Toronto Maple Leafs Success Is Not because of a Weak Division
The Toronto Maple Leafs lead both the North Division and the NHL in points, but aren’t necessarily being credited with being a top team.
So many people spent so long irrationally hating anything Kyle Dubas has done that people are finding novel (and often hilarious) ways to discredit the Toronto Maple Leafs success. There is the idea that Dubas capitulated on his vision and “started doing things the right way” despite the fact this isn’t true and makes no sense.
I’ve even heard other people say the Leafs success stems from Brendan Shanahan secretly taking over from Kyle Dubas, despite the Leafs unwavering commitment to the vision they set out years ago.
These ideas are pretty silly, but ultimately harmless. One more pervasive discreditation of the Leafs, and one that has been said by much more serious people, is that the Toronto Maple Leafs accomplishments this season are because they supposedly play in an easy division.
The NHL is a salary capped, professional league with near full parity, where the worst team beats the best team almost four times out of ten, so this is patently ridiculous, but still, it gets repeated pretty often.
Toronto Maple Leafs and the North Division
I seem to remember everyone being really mad that the Leafs couldn’t get through the first round over the last four years, but I don’t remember anyone excusing their failure to advance due to how hard their division was.
The Leafs played in a division with Tampa and Boston, the two best teams in the NHL for the last several years. Had last season not required a play-in due to the cancelation of the last portion of the regular season, the Leafs most likely would have finished third in their division and had an opening round matchup against either Tampa or Boston.

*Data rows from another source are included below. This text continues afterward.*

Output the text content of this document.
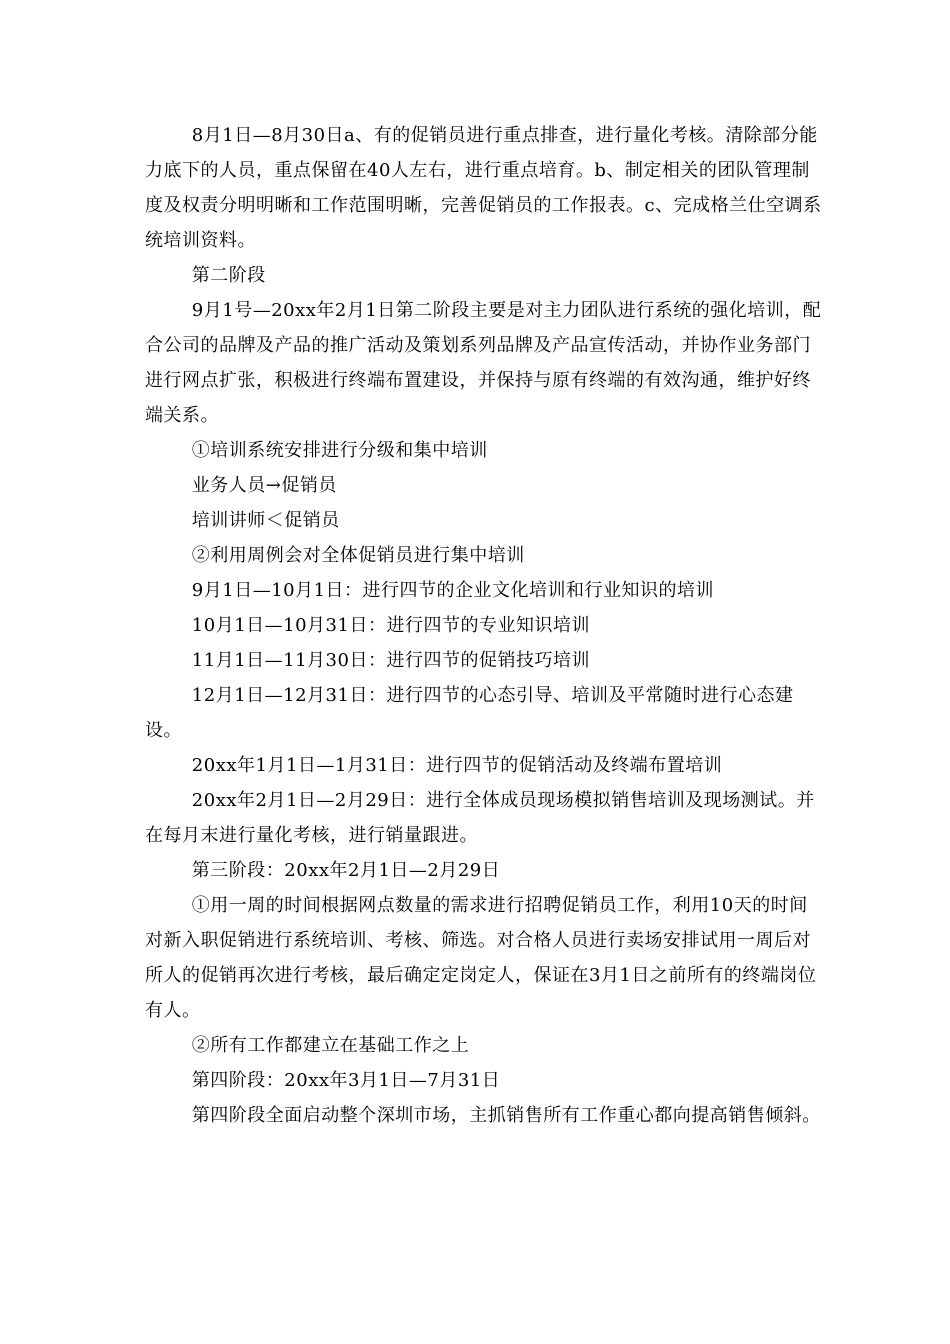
8月1日—8月30日a、有的促销员进行重点排查，进行量化考核。清除部分能力底下的人员，重点保留在40人左右，进行重点培育。b、制定相关的团队管理制度及权责分明明晰和工作范围明晰，完善促销员的工作报表。c、完成格兰仕空调系统培训资料。

第二阶段

9月1号—20xx年2月1日第二阶段主要是对主力团队进行系统的强化培训，配合公司的品牌及产品的推广活动及策划系列品牌及产品宣传活动，并协作业务部门进行网点扩张，积极进行终端布置建设，并保持与原有终端的有效沟通，维护好终端关系。

①培训系统安排进行分级和集中培训

业务人员→促销员

培训讲师＜促销员

②利用周例会对全体促销员进行集中培训

9月1日—10月1日：进行四节的企业文化培训和行业知识的培训

10月1日—10月31日：进行四节的专业知识培训

11月1日—11月30日：进行四节的促销技巧培训

12月1日—12月31日：进行四节的心态引导、培训及平常随时进行心态建设。

20xx年1月1日—1月31日：进行四节的促销活动及终端布置培训

20xx年2月1日—2月29日：进行全体成员现场模拟销售培训及现场测试。并在每月末进行量化考核，进行销量跟进。

第三阶段：20xx年2月1日—2月29日

①用一周的时间根据网点数量的需求进行招聘促销员工作，利用10天的时间对新入职促销进行系统培训、考核、筛选。对合格人员进行卖场安排试用一周后对所人的促销再次进行考核，最后确定定岗定人，保证在3月1日之前所有的终端岗位有人。

②所有工作都建立在基础工作之上

第四阶段：20xx年3月1日—7月31日

第四阶段全面启动整个深圳市场，主抓销售所有工作重心都向提高销售倾斜。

The reward for winning that would have been a date with Tampa or Boston. Essentially, ever since the Leafs have been a contending team, they have had to run a gauntlet just to get to the semi-finals, and been in a position where the most likely scenario was that even if they’d won a Stanley Cup, their hardest two series would have (ironically) been the first two.
I have seen whole forests pulped just so people could complain about how the Leafs couldn’t get out of the first round, despite the fact that the Bruins were a) the best team in hockey and b) the young upstart Leafs almost beat them both times, arguably even deserving to have done so.
So yeah, I find it more than a little hilarious when people say the Leafs aren’t a good team because they’re beating up on an easy division. It isn’t true, but if it was, true, so what – they previously played in the hardest division.
The divisions are actually pretty evenly matched. The East lacks elite teams but is the most average, while each other division includes two top teams (Tampa/Carolina, Toronto/Edmonton, and Vegas/Colorado). There is nothing that sets any of these division apart, and none of them are as strong as the previous Atlantic.
The fact is that the kind of person who wants to discredit the Leafs accomplishments this year is also the kind of person who will say this season doesn’t count if they win the Cup – basically the kind of person who finds something wrong with everything and assumes other people want to hear about it.
The Leafs are an elite team that plays in a division that isn’t significantly better or worse than any other in hockey, and even if it was, it wouldn’t matter since the NHL has almost full parity anyways. They are in first place because their brilliant general manager has built the best team in the league.